Karl contourne une table roulante chargée de médicaments, de petits gobelets en plastique et de quelques seringues. Une bouteille d'eau complète le tout ainsi qu'un verre contenant un liquide ambré. Il doit appartenir à un des surveillants car il est fait en verre et pas en une matière non dangereuse. S'il casse, les morceaux pourraient servir d'arme, quelqu'un n'a pas suivi les règles de sécurité. Ma porte s'ouvre et j'y entre à contre cœur. Mon lit, avec sa couverture simple n'est pas si accueillant. Je voudrais être loin et surtout ne pas rester seule pour les heures qui viennent. La nuit sera longue et j'ai l'intime conviction qu'elle sera comme toutes les autres, c'est à dire brutale, effrayante et elle me laissera des cicatrices.
- Dépêche-toi, on a pas toute la journée nous !
Le maton entre à ma suite et pose le gobelet avec mes tranquillisants et mes anti-dépresseurs sur la petite table. Retournant dans le couloir, il me crie :
- Tu les prends sans discuter sinon ça ira mal...
Dès qu'il a le dos tourné j'attrape les cachets et les planque sous le matelas, prend le gobelet et fais mine de boire. Je ne veux pas être diminuée pendant la nuit, il me faut avoir toutes mes facultés pour survivre encore une fois.
- Tu les as avalés ?
Karl revient et me regarde déglutir. Ses yeux se font soupçonneux, il tient le verre en main et boit devant moi. Il n'a rien à foutre du fait qu'il ne respecte pas le règlement, il me nargue. Nous n'avons jamais d'alcool à boire, et je comprends la raison, mais il croit que je vais m'abaisser à baver devant lui. J'ai eu une période où je me suis noyée dans tout ce qui pouvait me faire oublier mes visions, mes cauchemars. Ça n'a duré qu'une année. Je ne toucherai plus jamais à une boisson forte. Ça ne m'a apporté que plus d'ennuis.
Donc, je l'observe boire sans états d'âme, sereine et indifférente. Il grimace et pose son verre près de l'entrée sur un rebord.
D'un pas nerveux et agressif, il s'approche de moi et me pousse. Je tombe au sol, sonnée.
- Tu te crois maligne ? Je sais que tu en as envie et qu'en plus tu penses que je ne sais pas ce que tu caches ? Hein !
Il me relève en empoignant mes cheveux, je crie sous la surprise et la douleur. Me repoussant contre le mur, il retourne le matelas et les couvertures et découvre de ce fait mon geste. Les petites gélules sont bien visibles.
- Ah ! Tu vas le regretter, pétasse !
Je serre les bras autour de moi, baisse la tête mais pas les yeux. Je ne me laisserai pas faire s'il décide de me frapper. Il a déjà porté la main sur moi, et sur d'autres pensionnaires aussi, c'est un pervers maniaque. Il adore effrayer et maintenir les plus faibles sous sa domination.

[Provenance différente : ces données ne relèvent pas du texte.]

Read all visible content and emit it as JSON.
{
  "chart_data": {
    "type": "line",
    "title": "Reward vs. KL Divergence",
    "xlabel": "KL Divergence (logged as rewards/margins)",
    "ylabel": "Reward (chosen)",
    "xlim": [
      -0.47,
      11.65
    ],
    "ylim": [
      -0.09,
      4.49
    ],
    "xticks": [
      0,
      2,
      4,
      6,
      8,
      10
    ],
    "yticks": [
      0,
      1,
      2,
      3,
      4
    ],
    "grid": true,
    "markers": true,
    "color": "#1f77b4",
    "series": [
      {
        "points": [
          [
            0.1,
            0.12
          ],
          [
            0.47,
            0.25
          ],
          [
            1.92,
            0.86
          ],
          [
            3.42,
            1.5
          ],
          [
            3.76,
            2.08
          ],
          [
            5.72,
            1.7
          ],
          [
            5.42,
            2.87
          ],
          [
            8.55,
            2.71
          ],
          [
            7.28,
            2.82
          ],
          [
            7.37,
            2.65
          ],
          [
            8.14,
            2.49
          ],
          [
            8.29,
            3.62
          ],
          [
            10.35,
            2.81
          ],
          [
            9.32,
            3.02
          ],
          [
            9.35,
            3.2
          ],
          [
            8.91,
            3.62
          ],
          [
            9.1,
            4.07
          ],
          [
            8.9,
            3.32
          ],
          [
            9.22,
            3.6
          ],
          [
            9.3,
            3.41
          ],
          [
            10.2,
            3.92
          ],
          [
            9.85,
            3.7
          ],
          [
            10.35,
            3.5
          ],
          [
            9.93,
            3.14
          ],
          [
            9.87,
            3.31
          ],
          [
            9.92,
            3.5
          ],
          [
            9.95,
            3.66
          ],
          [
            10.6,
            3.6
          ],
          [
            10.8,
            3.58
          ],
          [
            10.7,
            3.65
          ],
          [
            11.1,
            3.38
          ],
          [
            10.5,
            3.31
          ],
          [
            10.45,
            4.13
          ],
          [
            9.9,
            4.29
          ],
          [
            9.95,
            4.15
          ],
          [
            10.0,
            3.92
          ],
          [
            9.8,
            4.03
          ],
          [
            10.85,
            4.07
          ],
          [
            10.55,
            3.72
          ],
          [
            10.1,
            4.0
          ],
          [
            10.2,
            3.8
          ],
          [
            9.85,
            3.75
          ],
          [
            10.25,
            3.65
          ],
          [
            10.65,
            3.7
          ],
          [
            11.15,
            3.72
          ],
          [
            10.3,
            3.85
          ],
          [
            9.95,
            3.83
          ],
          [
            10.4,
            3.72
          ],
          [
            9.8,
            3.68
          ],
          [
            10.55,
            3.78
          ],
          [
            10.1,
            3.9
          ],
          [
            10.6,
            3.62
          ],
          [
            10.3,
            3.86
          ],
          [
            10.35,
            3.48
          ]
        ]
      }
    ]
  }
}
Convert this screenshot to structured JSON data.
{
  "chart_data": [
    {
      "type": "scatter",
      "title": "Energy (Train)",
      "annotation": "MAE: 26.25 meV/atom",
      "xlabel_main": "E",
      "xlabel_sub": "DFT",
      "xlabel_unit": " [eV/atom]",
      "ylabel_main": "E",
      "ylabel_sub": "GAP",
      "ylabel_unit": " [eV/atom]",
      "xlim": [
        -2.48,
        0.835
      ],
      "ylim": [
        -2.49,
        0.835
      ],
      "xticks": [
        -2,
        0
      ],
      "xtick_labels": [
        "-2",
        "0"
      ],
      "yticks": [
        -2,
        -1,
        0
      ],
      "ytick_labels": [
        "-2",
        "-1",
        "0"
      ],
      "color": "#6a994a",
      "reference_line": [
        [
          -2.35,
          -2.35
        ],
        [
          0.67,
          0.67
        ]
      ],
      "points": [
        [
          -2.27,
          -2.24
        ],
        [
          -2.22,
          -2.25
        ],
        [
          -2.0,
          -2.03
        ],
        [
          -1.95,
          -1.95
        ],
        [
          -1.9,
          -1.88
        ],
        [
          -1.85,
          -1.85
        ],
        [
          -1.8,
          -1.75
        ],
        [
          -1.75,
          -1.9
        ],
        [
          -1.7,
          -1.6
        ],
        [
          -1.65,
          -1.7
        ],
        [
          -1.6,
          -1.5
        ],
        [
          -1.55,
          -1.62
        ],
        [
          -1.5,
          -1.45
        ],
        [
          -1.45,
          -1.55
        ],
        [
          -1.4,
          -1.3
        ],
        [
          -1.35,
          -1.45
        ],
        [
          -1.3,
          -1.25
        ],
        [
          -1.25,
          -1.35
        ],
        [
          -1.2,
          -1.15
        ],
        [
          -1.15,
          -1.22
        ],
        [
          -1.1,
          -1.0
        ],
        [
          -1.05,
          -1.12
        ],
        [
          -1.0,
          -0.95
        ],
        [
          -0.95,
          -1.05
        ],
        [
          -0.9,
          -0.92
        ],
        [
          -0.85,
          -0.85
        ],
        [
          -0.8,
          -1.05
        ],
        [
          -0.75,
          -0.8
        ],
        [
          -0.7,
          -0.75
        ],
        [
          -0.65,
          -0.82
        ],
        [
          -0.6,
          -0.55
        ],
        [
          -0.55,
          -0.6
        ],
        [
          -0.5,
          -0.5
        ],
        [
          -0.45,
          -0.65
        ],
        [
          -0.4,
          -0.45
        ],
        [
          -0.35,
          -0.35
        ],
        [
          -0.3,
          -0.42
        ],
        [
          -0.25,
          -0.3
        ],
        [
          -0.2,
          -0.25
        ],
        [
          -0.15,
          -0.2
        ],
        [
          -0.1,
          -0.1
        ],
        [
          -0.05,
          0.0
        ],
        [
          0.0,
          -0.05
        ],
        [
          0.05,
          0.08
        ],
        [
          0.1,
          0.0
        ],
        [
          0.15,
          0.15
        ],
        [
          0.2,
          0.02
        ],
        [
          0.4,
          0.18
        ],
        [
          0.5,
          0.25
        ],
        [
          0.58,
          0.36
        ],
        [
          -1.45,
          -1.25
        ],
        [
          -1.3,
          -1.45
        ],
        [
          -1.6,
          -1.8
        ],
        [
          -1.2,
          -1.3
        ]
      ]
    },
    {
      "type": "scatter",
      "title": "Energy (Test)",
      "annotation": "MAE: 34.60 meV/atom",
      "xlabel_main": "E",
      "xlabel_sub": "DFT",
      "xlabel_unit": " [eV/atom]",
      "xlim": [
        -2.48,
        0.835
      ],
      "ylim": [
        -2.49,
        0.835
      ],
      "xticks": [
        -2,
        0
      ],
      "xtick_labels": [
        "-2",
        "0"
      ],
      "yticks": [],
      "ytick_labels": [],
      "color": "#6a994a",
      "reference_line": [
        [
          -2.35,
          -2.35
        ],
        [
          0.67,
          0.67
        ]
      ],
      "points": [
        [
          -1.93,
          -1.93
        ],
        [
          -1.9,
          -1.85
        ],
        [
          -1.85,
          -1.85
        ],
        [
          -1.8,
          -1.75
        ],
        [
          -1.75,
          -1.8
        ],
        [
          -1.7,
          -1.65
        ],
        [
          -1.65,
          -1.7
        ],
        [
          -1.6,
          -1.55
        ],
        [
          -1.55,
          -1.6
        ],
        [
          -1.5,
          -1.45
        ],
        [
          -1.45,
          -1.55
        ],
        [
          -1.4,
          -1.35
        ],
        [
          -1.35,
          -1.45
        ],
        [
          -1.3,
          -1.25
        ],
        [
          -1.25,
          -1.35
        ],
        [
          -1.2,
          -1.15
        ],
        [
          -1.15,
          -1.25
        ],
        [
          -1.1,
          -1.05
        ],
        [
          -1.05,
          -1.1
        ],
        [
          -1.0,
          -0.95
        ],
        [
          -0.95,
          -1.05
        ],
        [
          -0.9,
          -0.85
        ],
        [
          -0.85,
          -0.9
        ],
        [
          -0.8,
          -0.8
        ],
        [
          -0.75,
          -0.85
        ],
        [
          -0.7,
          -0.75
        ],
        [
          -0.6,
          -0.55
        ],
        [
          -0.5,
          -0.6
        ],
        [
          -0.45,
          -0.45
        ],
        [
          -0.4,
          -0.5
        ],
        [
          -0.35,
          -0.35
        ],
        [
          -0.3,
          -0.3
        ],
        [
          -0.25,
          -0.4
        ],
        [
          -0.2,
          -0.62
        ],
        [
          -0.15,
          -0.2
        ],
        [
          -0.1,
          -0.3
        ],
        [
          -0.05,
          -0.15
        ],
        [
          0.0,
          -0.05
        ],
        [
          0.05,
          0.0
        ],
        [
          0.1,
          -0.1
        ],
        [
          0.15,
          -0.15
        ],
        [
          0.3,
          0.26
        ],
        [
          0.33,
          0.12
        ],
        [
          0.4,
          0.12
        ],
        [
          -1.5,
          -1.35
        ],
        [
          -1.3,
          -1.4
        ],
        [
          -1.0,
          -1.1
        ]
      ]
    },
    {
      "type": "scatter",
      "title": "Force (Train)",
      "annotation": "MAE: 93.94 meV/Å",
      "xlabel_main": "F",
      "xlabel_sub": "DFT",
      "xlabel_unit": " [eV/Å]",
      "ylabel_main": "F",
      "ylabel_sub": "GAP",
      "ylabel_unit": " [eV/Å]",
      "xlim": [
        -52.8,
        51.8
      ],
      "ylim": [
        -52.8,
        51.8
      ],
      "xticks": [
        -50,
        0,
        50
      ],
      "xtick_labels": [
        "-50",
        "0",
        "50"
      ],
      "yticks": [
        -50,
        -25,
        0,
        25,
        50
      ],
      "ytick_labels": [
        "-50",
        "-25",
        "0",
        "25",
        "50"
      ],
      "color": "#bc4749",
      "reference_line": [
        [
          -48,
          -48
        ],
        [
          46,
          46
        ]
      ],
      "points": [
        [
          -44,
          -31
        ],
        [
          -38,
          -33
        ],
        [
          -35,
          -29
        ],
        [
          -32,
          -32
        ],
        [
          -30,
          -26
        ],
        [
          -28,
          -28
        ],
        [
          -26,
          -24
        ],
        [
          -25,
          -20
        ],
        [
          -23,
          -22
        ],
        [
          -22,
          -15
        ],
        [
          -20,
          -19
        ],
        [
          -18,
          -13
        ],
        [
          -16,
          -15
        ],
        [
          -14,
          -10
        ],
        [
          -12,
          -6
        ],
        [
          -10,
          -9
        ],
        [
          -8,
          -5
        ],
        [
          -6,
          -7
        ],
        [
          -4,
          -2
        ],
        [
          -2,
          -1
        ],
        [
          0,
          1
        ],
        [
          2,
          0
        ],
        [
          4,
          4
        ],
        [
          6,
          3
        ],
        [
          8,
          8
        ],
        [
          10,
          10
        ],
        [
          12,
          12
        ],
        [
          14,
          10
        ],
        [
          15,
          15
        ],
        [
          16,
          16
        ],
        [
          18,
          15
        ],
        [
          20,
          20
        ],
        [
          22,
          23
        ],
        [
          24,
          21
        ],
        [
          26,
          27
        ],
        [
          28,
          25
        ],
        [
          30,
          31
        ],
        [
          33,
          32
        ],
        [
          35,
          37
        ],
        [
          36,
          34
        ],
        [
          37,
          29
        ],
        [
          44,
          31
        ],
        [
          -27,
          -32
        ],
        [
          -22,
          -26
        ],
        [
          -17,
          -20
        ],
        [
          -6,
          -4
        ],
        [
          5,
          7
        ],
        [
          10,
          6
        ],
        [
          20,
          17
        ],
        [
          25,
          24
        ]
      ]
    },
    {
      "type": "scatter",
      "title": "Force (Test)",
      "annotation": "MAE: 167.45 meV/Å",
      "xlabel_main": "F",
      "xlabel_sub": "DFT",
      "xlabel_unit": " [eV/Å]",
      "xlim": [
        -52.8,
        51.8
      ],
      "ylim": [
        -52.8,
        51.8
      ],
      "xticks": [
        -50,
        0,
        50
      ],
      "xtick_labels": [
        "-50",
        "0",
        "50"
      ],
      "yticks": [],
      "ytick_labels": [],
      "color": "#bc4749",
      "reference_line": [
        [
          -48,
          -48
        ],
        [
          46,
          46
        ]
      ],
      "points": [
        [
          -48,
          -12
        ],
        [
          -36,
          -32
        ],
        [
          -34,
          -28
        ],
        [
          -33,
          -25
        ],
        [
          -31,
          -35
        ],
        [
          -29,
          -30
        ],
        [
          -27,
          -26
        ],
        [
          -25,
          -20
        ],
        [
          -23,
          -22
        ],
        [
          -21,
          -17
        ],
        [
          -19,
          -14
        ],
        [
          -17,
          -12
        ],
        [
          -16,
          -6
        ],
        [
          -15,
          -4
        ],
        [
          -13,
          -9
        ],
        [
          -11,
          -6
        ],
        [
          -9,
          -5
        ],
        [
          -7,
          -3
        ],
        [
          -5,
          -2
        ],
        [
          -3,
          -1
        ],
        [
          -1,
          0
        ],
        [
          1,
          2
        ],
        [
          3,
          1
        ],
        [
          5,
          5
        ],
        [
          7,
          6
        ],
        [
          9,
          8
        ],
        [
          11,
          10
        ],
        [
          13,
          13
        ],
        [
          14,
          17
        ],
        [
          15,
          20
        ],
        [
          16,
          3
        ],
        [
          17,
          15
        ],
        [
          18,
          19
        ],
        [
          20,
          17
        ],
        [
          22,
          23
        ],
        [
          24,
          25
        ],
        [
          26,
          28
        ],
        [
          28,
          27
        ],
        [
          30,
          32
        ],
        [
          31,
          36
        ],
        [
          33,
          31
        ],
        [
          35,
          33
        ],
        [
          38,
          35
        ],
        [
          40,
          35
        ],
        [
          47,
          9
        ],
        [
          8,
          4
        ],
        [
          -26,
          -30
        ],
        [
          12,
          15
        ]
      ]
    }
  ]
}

Ses doigts chopent les médicaments et agrippent mon poignet. Me faisant un clé de bras, je tombe à genou sous la pression exercée.
- Ouvre ta bouche et prends ces foutus cachets, sinon tu vas aller en salle de confinement.
Mon dernier souhait est de me retrouver enfermée dans cette pièce. Sans fenêtre, sans rien sauf les démons et moi. Si je n'ai pas de chance, je pourrais même être maintenue dans une camisole de force et je ne pourrais pas me défendre face à leurs attaques.
En désespoir de cause, j'ouvre la bouche et le laisse fourrer les médicaments dedans. Il me tire les cheveux pour que ma tête parte en arrière et me fait avaler ceux-ci avec son verre de whisky. Je m'étrangle, étouffe presque, mais je ne recrache rien, il en serait trop content.
- Voilà, tu vois comme tu peux obéir quand tu veux, me flatte-t-il en me tapotant la tête comme un chien.
Les larmes aux yeux, je le vois partir et claquer la porte. Salopard de merde. Il me le paiera un jour.